Narsis. Begitulah kebiasaan anak muda. Aku hanya mengabadikan
beberapa karya seni di musium untuk koleksi galeri blog. Foto bersama?
Bisa dikirim via media sosial.
Kami keluar dari gedung. Gerimis. Ternyata Fia dan Esya membawa payung. Sebenarnya tidak terlalu
suka menggunakannya, kelihatan seperti wanita. Loh, memang aku apa? Apa
saja yang penting berkah. Hahaii.
“Foto dulu nih,” Rachmi melirikku.
“Iya, mumpung pakai payung tuh,” separuh alisku naik.
Para
hawa berpose dengan payung. Foto bersama, berpencar, lalu gaya bebas.
Koperku pun tak kalah eksis. Anggap saja sedang jadi model di majalah.
Tunggu dulu, sepertinya cocok kalau dijadikan cover. Wahh, keren!
Ingin melanjutkan ekpedisi ke musium wayang ternyata tutup. Sudah sore rupanya.
Waktunya shalat ashar. Aku menaruh koper di tempat penitipan barang mushala tadi.
“Ra, Shara!” kumendekat ke arah Fia, “Pamit pulang duluan yah, kita shalat asharnya di rumah aja.” Mereka mau naik kereta.
“Iya,
hati-hati,” rasanya air mata sudah tak sanggup lagi kubendung. “Aku mah
bakalnya nggak keburu Fi, shalat dulu jadinya.” Aku senyum. Untung bisa
mengontrol diri. Pasang wajah tenang, meyakinkan yang melihatku tak akan
terjadi apa-apa.
“Nanti kita ketemu lagi deh, kapan-kapan insyallah.” Rachmi, aku akan merindukanmu, begitu pula dengan yang lain.

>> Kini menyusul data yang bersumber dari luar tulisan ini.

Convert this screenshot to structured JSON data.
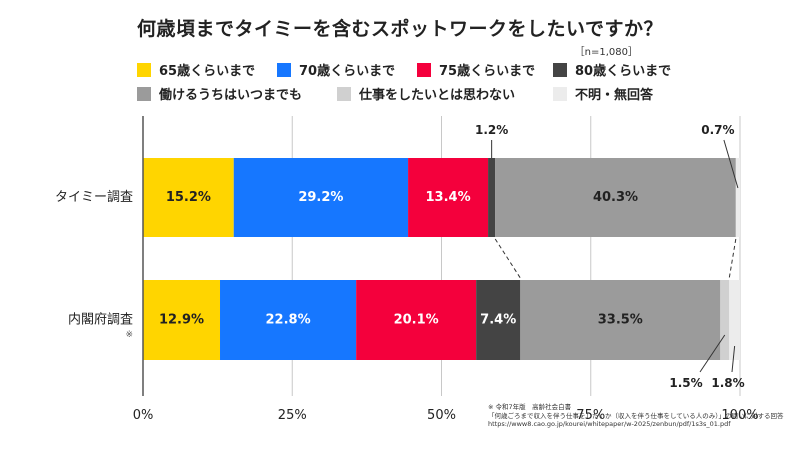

“Dah...” Faiz, Fia, Rachmi dan Putra berlalu.
Selesai
shalat kami pulang dengan Transjakarta. Aku transit di Harmoni karena akan
mengambil jurusan Pulo Gadung. Ingin rasanya melihat wajah Esya dan Anam
saat kuturun di halte dan bus itu membawa mereka pergi, tapi tak
mungkin,terlalu ramai dan aku pun harus bergegas meraih bus. Selamat
jalan. Semoga kita sampai tujuan dengan selamat.
Tak
dapat tempat duduk, terpaksa kududuk di atas koper. Merasa kurang nyaman
jadi kuberdiri saja. Sayangnya Transjakarta yang kutumpangi tidak sampai
Harapan Indah. Daripada di Pulo Gadung harus lama menunggu bus yang
sampai kesana, lebih baik aku naik angkot saja. Hari semakin sore,
cakung pasti macet.
Aku sampai saat masjid di belakang
rumahku mengumandangkan iqamah shalat maghrib. Alhamdulillah, kupikir
akan mengqadhanya karena kehabisan waktu. Hari yang melelahkan namun
akan selalu kukenang. Yah, mungkin akan kubuat tapak tilasnya dalam
sebuah cerita pendek. Cerita untuk sahabat. Kapan? Liburan singkat dua
minggu ini? Tidak. Ada pekerjaan lain yang akan kukerjakan. Mungkin
sekembalinya ke pondok. Insyallah, kalau ada waktu luang.